Do I Need Regular Check-Ups When I Am Already Healthy?
Annual medical check-ups are a tradition among Americans using healthcare services, but whether they are needed is a matter of controversy. Several years ago, I asked my doctor for an examination, and he chuckled, noting that I was fine. So, is this annual tradition really necessary? It all boils down to three simple questions.
Seeing a doctor is obviously quite a personal matter, so there is no easy way to put together a guide that fits everyone. If you already have a medical condition or are already seeing your doctor regularly, keep doing what you are doing. We are going to see what the part of people who are generally healthy and have not seen a doctor lately should do. This means that there is no serious antecedent illness, obvious ailment, or any other obvious medical visit. We also stick with the usual old primary care doctors, so specialized care, including obstetricians-gynecologists, is something you’ll want to talk to your doctor about for a specific recommendation.
Otherwise, you can ask yourself three questions. If you answer no to any of these questions, it’s time to make your first appointment. I spoke with primary care physician Dr. Dan Weisswasser to get to the bottom of these issues.
Have you seen me before in the doctor’s office?
If you have moved to a new city or changed your insurance company, you may have to choose a new therapist. Regardless of your age, this is a good time to schedule your health check-up. This exam provides the foundation for any potential future problems.
As the name suggests, wellness screening is about prevention and usually involves some very simple tests, including: blood pressure screening, cholesterol screening, and, depending on your weight or risk factors, diabetes screening. All in all, this is a short meeting with some of the tests and blood tests that provide the standard of where you are when you are healthy. If something happens, you and your doctor will schedule check-ups for future examinations.
The goal of a wellness check-up is to take a step back from problem visits and get a more complete picture of your health. This way, your doctor can not only identify potential problems that you might not be aware of, but also establish what your test results are when you are healthy.
Am I caught on checks and shots?
An important aspect of going to a doctor is preventive examinations. These examinations vary based on age, gender, personal health problems, family health problems, habits , etc. There are hundreds of tests, services and exams out there, but fortunately, Dr. Weiswasser points out a few apps that greatly simplify the process of determining what you need.
First of all , this is an Agency for Medical Research and Quality app created for the United States Preventive Services Task Force (USPSTF). Download the app, enter your information, and the app will give you a list of recommended checks based on importance. Weisswasser points out right away that while these guidelines often do not reflect the latest research, they are helpful in deciding whether you need to make an appointment for age-related and risk-related examinations. So if you do go in and your doctor wants to do more tests, don’t be surprised.
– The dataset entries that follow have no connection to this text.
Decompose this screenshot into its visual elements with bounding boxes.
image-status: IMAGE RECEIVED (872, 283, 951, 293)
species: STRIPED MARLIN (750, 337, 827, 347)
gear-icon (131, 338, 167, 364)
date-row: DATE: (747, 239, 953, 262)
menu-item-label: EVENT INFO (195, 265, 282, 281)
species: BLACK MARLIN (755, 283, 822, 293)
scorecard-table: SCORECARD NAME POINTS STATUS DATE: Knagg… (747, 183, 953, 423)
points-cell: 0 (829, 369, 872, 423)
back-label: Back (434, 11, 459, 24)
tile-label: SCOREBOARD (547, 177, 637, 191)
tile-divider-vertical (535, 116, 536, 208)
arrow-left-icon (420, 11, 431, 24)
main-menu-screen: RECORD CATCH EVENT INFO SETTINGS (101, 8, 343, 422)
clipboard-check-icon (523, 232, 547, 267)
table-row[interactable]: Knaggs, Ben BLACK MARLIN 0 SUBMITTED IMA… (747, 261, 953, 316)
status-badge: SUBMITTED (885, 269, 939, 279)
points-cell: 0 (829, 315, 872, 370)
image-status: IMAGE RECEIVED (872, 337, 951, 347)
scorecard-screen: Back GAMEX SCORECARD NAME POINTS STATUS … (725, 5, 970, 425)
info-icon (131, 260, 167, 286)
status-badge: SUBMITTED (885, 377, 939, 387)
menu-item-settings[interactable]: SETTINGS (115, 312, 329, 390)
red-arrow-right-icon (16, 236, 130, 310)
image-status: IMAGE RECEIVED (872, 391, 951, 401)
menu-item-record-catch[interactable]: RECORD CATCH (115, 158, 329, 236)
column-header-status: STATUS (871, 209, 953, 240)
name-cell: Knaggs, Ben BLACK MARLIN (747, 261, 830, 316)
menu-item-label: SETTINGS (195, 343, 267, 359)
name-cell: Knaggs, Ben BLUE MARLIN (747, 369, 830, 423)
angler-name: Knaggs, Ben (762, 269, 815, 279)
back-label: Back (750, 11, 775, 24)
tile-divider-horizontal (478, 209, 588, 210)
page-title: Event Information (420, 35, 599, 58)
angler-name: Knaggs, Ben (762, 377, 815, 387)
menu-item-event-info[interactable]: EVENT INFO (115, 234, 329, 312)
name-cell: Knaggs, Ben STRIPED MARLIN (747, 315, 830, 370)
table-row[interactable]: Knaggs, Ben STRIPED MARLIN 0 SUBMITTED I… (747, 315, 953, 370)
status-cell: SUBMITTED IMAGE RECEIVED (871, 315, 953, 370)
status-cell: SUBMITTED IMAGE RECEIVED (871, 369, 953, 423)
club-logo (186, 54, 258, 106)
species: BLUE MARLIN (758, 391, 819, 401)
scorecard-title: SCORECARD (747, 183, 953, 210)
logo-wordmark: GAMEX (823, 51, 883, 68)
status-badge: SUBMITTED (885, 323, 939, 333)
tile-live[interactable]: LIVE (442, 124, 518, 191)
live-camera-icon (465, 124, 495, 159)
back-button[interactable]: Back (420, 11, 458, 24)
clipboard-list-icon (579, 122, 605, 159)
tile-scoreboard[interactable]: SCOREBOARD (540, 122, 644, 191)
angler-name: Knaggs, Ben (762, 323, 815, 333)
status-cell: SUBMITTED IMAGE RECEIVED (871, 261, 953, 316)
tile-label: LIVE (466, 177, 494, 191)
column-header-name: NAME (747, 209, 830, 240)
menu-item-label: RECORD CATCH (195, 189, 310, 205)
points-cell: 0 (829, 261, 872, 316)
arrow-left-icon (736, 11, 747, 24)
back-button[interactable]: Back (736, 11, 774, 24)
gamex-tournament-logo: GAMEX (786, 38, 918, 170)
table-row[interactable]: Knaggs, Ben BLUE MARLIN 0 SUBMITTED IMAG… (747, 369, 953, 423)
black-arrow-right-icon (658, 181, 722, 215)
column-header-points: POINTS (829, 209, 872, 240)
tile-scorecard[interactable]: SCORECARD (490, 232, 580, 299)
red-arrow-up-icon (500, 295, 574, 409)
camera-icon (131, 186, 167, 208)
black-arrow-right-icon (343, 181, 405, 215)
In addition to examinations, Dr. Weisswasser also recommends checking the relevance of vaccinations. This tool from the Centers for Disease Control and Prevention (CDC) can help you. Just take the test and you will see a list of suggestions for which vaccinations to ask your doctor about. It’s not as obvious as you might think. For example, one question concerns international travel. Depending on where you are going to, you will want to get a set of vaccinations for things like meningitis or hepatitis A. – for the history of the disease. (for example, the chickenpox vaccine if you have never had chickenpox).
If you are aware of all the checks and vaccinations, you’re done. If not, make an appointment and talk to your doctor about what you might be missing.
Am I leading a healthy lifestyle or do I know how to live it?
Finally, there is one very simple thing a doctor can help you with, even if you are feeling healthy: how to feel even better . Nobody is perfect, and unless you do a ton of research, you’re probably not sure if you’re eating and exercising right. If you have questions, your doctor can answer them or refer you to people who can. In a way, this goes back to the health exam we discussed earlier. The tests at your medical examination will help your doctor guide you towards a healthier lifestyle. Weisswasser explains:
Many of us simply don’t understand how we should stay healthy beyond those of the USPSTF. Such questions may include “what exercises should I do?”, “How do I eat?” And “how much should I weigh?” Others know what they should do, but benefit from the notorious kick in the pants, which can be obtained from an objective professional who tells you that you need to take better care of yourself.
The point is, depending on your own self-awareness, your doctor may make it easier to determine what you should be doing. You may be healthy, but you weigh a little more (or less). Or maybe you have good blood pressure right now, but it may get worse. Basically, if you are unsure if what you are doing is working, or if you are unsure of what to do next, a visit to your doctor can figure things out.
If you answered yes to all of these questions, then you really don’t need to see a doctor if you feel healthy. Annual check-ups are not as frequent as they used to be, and given how expensive healthcare costs, this is not a hard and fast rule. Don’t schedule a visit to your doctor just because you feel like you should. If you’ve done all of the above, a good doctor should give you a reasonable timetable for what to do next and when he wants to see you again.